Nutricionista Adriana Lauffer

Cólica infantil e alimentação da mãe

bebê com cólica

A cólica infantil é caracterizada por episódios inexplicáveis ​​e inconsoláveis ​​de choro e agitação e ocorre em bebês com desenvolvimento típico e saudáveis. Anteriormente, a condição era definida pelos Critérios de Wessel. No entanto, estes critérios são agora considerados desatualizados e impraticáveis ​​de utilizar. Atualmente, essa condição é diagnosticada utilizando os critérios de diagnóstico de Roma IV.

Os critérios de Roma IV afastam-se da “regra de três” dos Critérios de Wessel – uma mudança considerada necessária, uma vez que os bebés em algumas culturas choram mais do que noutras, e o limite de 3 horas foi considerado arbitrário.
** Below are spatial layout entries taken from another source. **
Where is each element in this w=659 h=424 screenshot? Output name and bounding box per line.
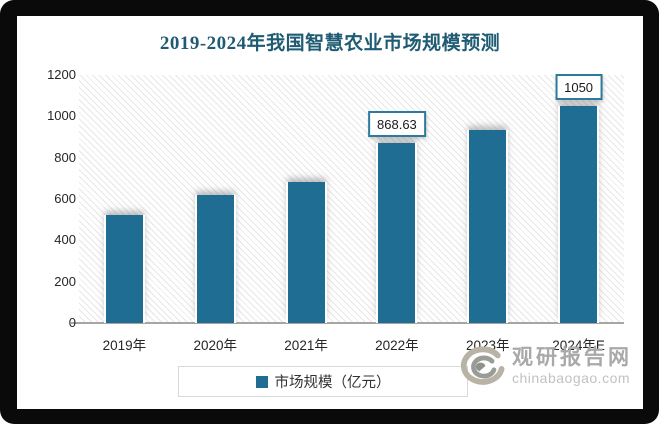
x-axis-label: 2020年 <box>193 338 238 353</box>
x-axis-label: 2022年 <box>375 338 419 353</box>
chart-canvas: 2019-2024年我国智慧农业市场规模预测 868.63 1050 0 200 40… <box>17 16 643 409</box>
y-tick-label: 800 <box>54 149 76 165</box>
bar-2023年 <box>467 129 509 323</box>
y-tick-label: 1200 <box>47 67 76 82</box>
y-tick-label: 1000 <box>47 108 76 124</box>
x-axis-label: 2024年E <box>552 338 605 353</box>
watermark-site-url: chinabaogao.com <box>512 370 631 386</box>
y-tick-label: 0 <box>68 315 76 330</box>
y-tick-label: 200 <box>54 273 76 289</box>
bar-2019年 <box>103 214 145 323</box>
legend-swatch-icon <box>255 375 268 388</box>
legend: 市场规模（亿元） <box>178 366 468 397</box>
bar-2020年 <box>194 194 236 323</box>
bar-2024年E <box>558 106 600 323</box>
x-axis-label: 2021年 <box>284 338 328 353</box>
plot-area: 868.63 1050 <box>71 74 624 324</box>
legend-label: 市场规模（亿元） <box>274 375 391 391</box>
bar-value-label: 868.63 <box>368 111 426 138</box>
x-axis-label: 2023年 <box>465 338 510 353</box>
x-axis-label: 2019年 <box>102 338 147 353</box>
bar-2022年 <box>376 143 418 323</box>
y-tick-label: 600 <box>54 191 76 206</box>
y-tick-label: 400 <box>54 232 76 248</box>
bar-2021年 <box>285 182 327 323</box>
x-axis-line <box>71 322 624 324</box>
bar-value-label: 1050 <box>555 74 603 100</box>
chart-title: 2019-2024年我国智慧农业市场规模预测 <box>159 33 501 54</box>
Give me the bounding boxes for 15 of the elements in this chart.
Os critérios atuais e anteriores para o diagnóstico de cólica infantil são comparados a seguir.

Fisiopatologia

O termo “cólica” refere-se a dor abdominal aguda e inexplicável. Muitas vezes, presume-se que o choro tenha uma causa gastrointestinal, por isso as crianças são comumente encaminhadas para gastroenterologistas pediátricos. No entanto, a causa da cólica infantil não é bem compreendida e permanece incerto se esta condição tem origem gastrointestinal. Há uma série de causas propostas que são destacadas abaixo.
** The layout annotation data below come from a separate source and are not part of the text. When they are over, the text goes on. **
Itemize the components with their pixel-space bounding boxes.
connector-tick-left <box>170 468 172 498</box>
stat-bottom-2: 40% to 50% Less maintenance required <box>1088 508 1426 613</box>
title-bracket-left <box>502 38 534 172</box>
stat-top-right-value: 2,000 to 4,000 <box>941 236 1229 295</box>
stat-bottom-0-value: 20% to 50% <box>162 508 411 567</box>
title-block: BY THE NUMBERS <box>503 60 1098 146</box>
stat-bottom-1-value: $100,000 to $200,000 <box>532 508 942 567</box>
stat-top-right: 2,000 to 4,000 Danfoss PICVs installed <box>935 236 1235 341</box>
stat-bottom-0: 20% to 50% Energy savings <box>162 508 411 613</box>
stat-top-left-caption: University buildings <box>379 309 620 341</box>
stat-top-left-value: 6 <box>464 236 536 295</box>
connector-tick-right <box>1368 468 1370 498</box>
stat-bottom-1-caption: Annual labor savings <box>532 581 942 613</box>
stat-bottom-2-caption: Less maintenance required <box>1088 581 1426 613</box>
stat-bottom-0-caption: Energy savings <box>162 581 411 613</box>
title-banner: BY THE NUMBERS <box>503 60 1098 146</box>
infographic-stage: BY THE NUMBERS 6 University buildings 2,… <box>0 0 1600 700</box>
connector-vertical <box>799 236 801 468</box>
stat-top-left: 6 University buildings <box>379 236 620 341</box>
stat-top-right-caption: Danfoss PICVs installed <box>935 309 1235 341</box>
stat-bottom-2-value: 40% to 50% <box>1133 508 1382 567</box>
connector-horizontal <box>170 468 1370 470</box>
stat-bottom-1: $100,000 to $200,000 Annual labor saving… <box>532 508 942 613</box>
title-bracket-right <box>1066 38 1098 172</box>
História natural da cólica

Na maioria dos casos, o choro excessivo permanece inexplicável e provavelmente representa o limite superior da “curva de choro” de desenvolvimento normal de bebés saudáveis ​​(ver abaixo). Geralmente, o choro de bebês saudáveis ​​aumenta após o nascimento, atinge o pico por volta das 5-6 semanas de idade e diminui aos 3 meses. Uma doença orgânica subjacente é encontrada em menos de 10% dos bebês que apresentam choro inconsolável.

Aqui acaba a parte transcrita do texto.